Rapat Koordinasi tersebut dihadiri oleh perwakilan dari Kementerian Kelautan dan Perikanan, Kementerian Perdagangan, Badan Pertanahan Nasional (BPN) dan Kementerian Pekerjaan Umum dan Perumahan Rakyat (PUPR).
"Swasembada garam, kita ingin lebih cepat lagi. Kalau bisa 2019," ujar Luhut.
SCROLL TO CONTINUE WITH CONTENT
"Jadi luas lahan garam kita yang diiventarisasi, ternyata ada 40 ribu hektare, lebih besar dari yang kita lihat. Tadi dari masalah pertanahan, kita mau selesaikan dulu lahan-lahan yang belum selesai ditangani, nah itu kelihatannya bisa. Nah kalau itu bisa selesai tahun ini, kita bisa selesai (swasembada) 2019," ujarnya.
Menurut dia, jika persoalan lahan sudah beres, maka yang perlu dilakukan selanjutnya yakni menerapkan teknologi yang sudah dikembangkan untuk memproduksi garam. Proses ekstensifikasi lahan diharapkan selesai tahun depan.
40 ribu ha lahan itu mencakup jumlah eksisting dan yang belum diekstensifikasi. Jumlah ini pun masih bisa bertambah.
"Tadinya kan kita pikir hanya 30 ribu ha, ternyata bisa 40 ribu ha. Masih ada potensi lebih dari itu. Tapi, dengan 40 ribu ha pun kita sudah oke," tutur Luhut.
Seperti diketahui, salah satu faktor yang menyebabkan Indonesia belum mampu swasembada garam adalah soal ketersediaan lahan tambak yang masih terbatas. Meskipun Indonesia memiliki wilayah lautan yang luas, namun tidak seluruh dari lahan pesisir dapat digunakan sebagai lahan tambak garam.

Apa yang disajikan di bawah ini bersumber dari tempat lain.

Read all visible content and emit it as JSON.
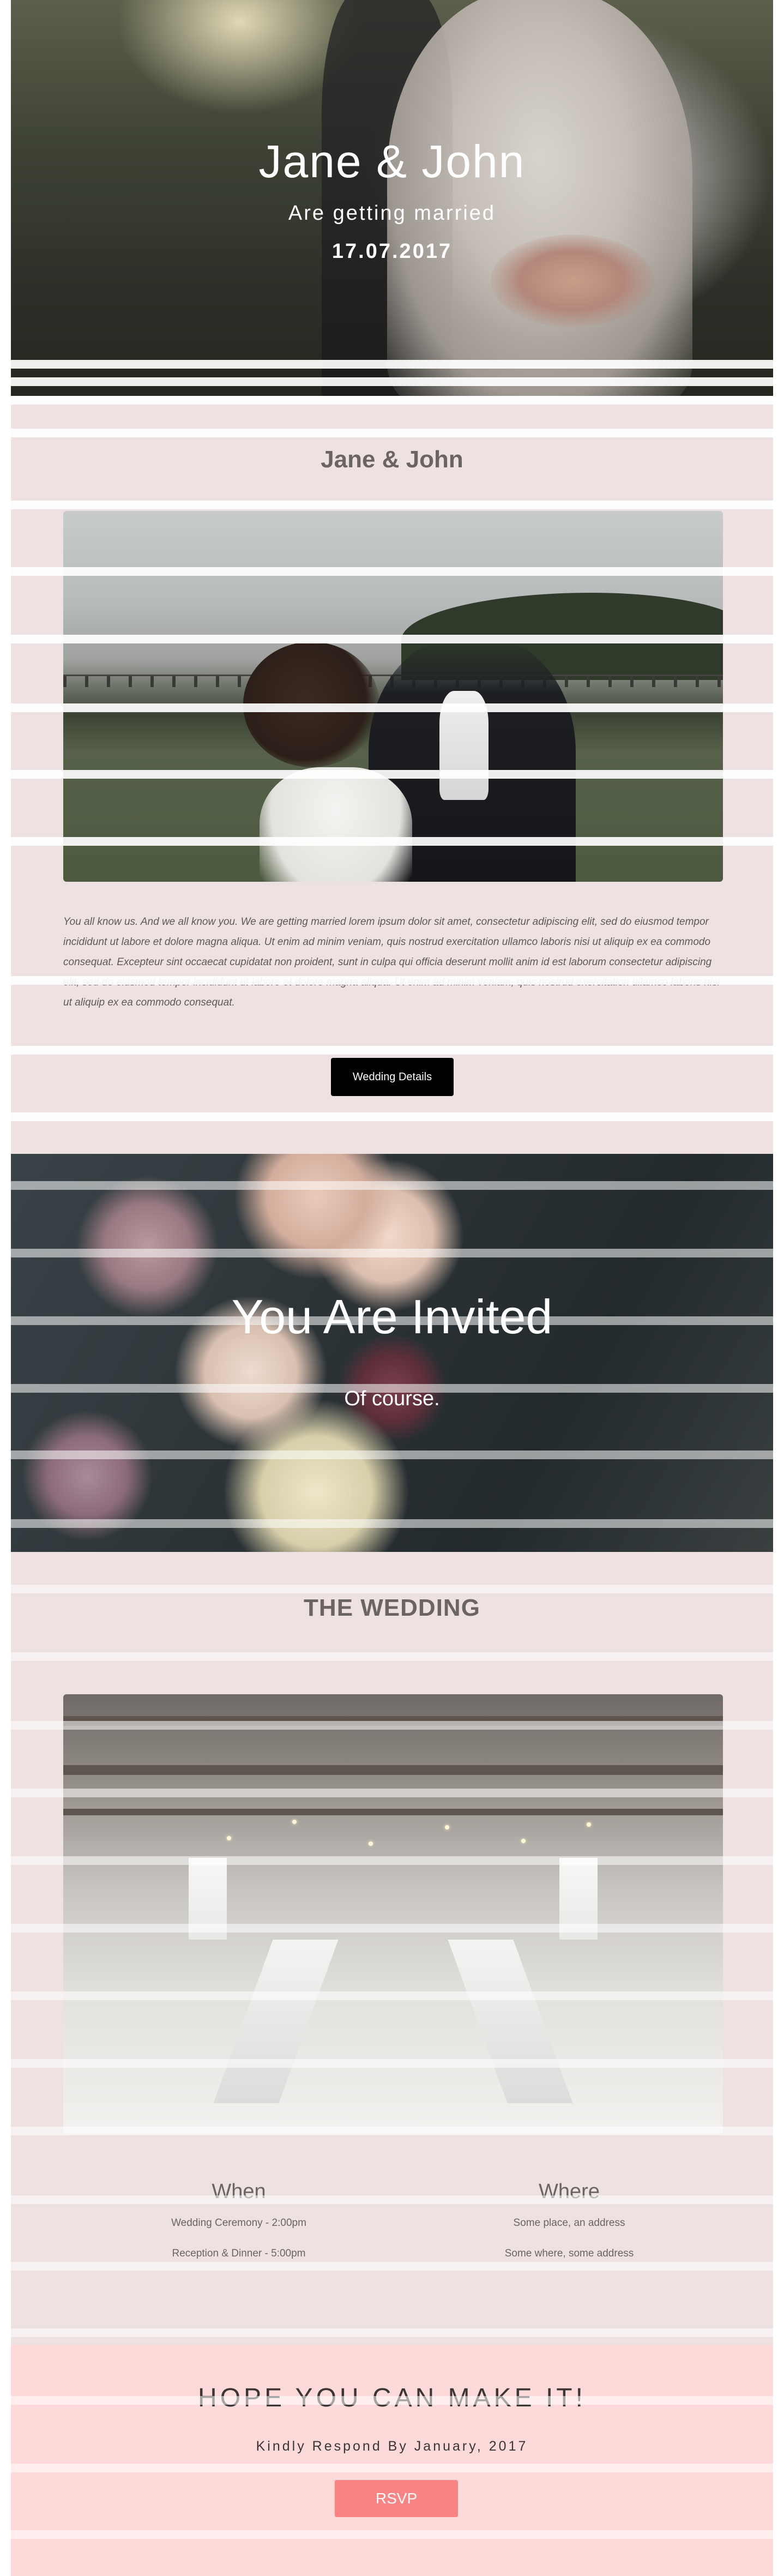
{
  "hero": {
    "title": "Jane & John",
    "subtitle": "Are getting married",
    "date": "17.07.2017"
  },
  "couple_section": {
    "title": "Jane & John",
    "intro": "You all know us. And we all know you. We are getting married lorem ipsum dolor sit amet, consectetur adipiscing elit, sed do eiusmod tempor incididunt ut labore et dolore magna aliqua. Ut enim ad minim veniam, quis nostrud exercitation ullamco laboris nisi ut aliquip ex ea commodo consequat. Excepteur sint occaecat cupidatat non proident, sunt in culpa qui officia deserunt mollit anim id est laborum consectetur adipiscing elit, sed do eiusmod tempor incididunt ut labore et dolore magna aliqua. Ut enim ad minim veniam, quis nostrud exercitation ullamco laboris nisi ut aliquip ex ea commodo consequat.",
    "button_label": "Wedding Details"
  },
  "invited_section": {
    "title": "You Are Invited",
    "subtitle": "Of course."
  },
  "wedding_section": {
    "title": "THE WEDDING",
    "when": {
      "title": "When",
      "lines": [
        "Wedding Ceremony - 2:00pm",
        "Reception & Dinner - 5:00pm"
      ]
    },
    "where": {
      "title": "Where",
      "lines": [
        "Some place, an address",
        "Some where, some address"
      ]
    }
  },
  "rsvp_section": {
    "title": "HOPE YOU CAN MAKE IT!",
    "subtitle": "Kindly Respond By January, 2017",
    "button_label": "RSVP"
  },
  "colors": {
    "page_background": "#ede1e1",
    "rsvp_background": "#fddada",
    "rsvp_button": "#f98483",
    "details_button": "#000000"
  }
}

Sejauh ini pemerintah menyasar tiga provinsi di luar Jawa untuk melakukan ekstensifikasi atau perluasan lahan untuk mendorong produksi garam nasional. Selain melakukan upaya ekstensifikasi, pemerintah juga melakukan intensifikasi untuk meningkatkan produksi garam di sentra-sentra garam eksisting di pantai utara Jawa (pantura) hingga Pulau Madura. (eds/hns)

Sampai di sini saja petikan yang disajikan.